The State Internal Affairs Bureau says so far there is more demand for orphans to adopt than there is need. 'We would have no difficulty at all sending every child here to families in China,' Ms. Gan said.
Geoffrey A. Fowler / Juliet Ye
中国四川大地震的幸存者正在组建自己的临时家庭。志愿者张雯(Melody Zhang)说,在收容了数千名幸存者的成都九州体育馆,她就遇到了来自四个不同家庭的一位母亲、一位父亲、一位爷爷和两个孩子组成的“很不错”的家庭。
担任收养机构儿童希望救助基金(Children's Hope International)主任的张雯说,他们只是自然而然地彼此照顾。她一直在四川省负责发放救济品。
随着四川抗震救灾的重点逐步转向救助幸存者,中国涌现了收养此次震灾孤儿的大量请求。四川省民政局已经设立了收养热线,并表示已收到全国各地的数百个咨询电话。上周五拨打电话的人非常多,以至于热线电话几乎一直处于占线状态。
政府努力平复一些人的迫切心情,上周五通过国营新闻媒体宣布,只有在重建工作开始后才会对孤儿进行永久性的安置。国家民政部一位自称姓甘的女发言人表示,所有事宜都将严格按照收养法执行。

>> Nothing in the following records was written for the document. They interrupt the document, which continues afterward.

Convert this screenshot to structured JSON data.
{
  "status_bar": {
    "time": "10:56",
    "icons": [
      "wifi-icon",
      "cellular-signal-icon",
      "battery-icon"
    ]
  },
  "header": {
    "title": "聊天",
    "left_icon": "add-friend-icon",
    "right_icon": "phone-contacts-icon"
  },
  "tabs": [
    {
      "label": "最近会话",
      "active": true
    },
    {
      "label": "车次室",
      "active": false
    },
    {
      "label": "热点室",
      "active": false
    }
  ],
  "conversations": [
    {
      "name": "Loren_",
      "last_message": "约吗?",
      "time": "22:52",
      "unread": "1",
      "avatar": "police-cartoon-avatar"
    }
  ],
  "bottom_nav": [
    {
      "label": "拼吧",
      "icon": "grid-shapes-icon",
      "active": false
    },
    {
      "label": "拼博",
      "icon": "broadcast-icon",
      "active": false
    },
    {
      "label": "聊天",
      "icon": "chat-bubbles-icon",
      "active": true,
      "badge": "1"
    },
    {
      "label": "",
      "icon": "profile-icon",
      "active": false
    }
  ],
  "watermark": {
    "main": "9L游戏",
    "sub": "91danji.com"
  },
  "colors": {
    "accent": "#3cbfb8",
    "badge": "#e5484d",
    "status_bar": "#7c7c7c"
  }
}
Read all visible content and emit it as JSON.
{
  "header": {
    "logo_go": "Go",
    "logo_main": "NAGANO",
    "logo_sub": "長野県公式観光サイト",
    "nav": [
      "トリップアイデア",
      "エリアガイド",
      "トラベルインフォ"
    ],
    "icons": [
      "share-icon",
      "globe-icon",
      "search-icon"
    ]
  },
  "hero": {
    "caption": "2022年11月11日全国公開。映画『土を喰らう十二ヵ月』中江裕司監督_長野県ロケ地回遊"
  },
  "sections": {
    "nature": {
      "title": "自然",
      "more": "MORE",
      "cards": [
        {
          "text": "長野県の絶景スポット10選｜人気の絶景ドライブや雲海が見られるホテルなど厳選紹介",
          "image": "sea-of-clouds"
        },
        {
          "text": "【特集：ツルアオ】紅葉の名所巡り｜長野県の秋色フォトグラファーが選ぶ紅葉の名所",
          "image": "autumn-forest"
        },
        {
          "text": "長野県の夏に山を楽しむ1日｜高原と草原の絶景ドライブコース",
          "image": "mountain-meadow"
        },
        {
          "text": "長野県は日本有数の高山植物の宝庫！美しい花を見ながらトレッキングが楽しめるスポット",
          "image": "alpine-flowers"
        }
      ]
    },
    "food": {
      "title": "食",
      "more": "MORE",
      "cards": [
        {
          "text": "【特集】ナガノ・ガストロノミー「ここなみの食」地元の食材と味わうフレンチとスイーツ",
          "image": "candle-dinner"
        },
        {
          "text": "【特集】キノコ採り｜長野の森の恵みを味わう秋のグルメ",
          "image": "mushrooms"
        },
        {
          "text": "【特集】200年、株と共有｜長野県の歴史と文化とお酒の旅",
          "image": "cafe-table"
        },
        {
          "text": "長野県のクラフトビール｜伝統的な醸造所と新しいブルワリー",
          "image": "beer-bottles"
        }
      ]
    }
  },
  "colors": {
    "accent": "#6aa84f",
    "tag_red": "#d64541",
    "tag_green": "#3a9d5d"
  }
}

政府部门尚未提供地震造成的孤儿人数大概有多少。甘女士说,有很多孩子至少暂时没有父母认领,寻找他们的父母还需要时间。在九州体育馆,人们在公告栏里张贴了很多信息,寻找失去联系的家人。
官员们表示,一个令人感到悲哀的现实是,孤儿数量可能不会很多,因为在估计的5万名死难者中许多都是儿童。上周一的地震正发生在学校上课时,许多学校在地震中倒塌。
张雯说,从地震中幸存下来的孤儿不但需要身体方面的治疗,也需要心理方面的支持。她曾遇到一个名叫申小玉的4岁女孩,地震后这个女孩自己从幼儿园的废墟中爬了出来,但在绵阳市中心医院她却一言不发。张雯称,她的同事正在培训志愿者,为身患创伤后压力症的儿童提供心理指导。
在去年对外国家庭收养中国儿童实行了更为严格的规定后,有关部门尚未表现出放松这一限制的迹象。中国已经修改了相关规定,禁止单身、肥胖、50岁以上和目前服用精神药物的外国人收养中国儿童。在过去的10年里,共有5万多名中国儿童被美国为主的外国家庭收养,而完成整个过程需要数年的时间。
中国修改这一政策的出发点是,政府无法满足潜在外国家庭的需求。中国的出生率一直在下降,经济增长使因贫穷而遗弃孩子的家庭减少。
如今,四川地震让中国人提供救助的热情和同情心爆发了出来。
45岁的李传喜(音)就是希望收养孤儿的人之一。他是1976年唐山大地震的幸存者。他说,我每天都在盯着电视,等待汶川地震的最新消息。每当看到孩子们可怜的脸时,我都忍不住会哭。
他说他同妻子讨论了这件事,如果能得到允许,他们希望能收养两到三个孩子。目前还不清楚政府是否会为地震孤儿修改“一对夫妻一个孩”的政策。李传喜说,我的房子很宽敞,足以容纳新的家庭成员。他们还有一个19岁的女儿。
国家民政部表示,到目前为止要求收养孤儿的人数已经超过了实际需求数。甘女士说,中国的家庭已经足以收养所有孤儿,在这点上没有任何困难。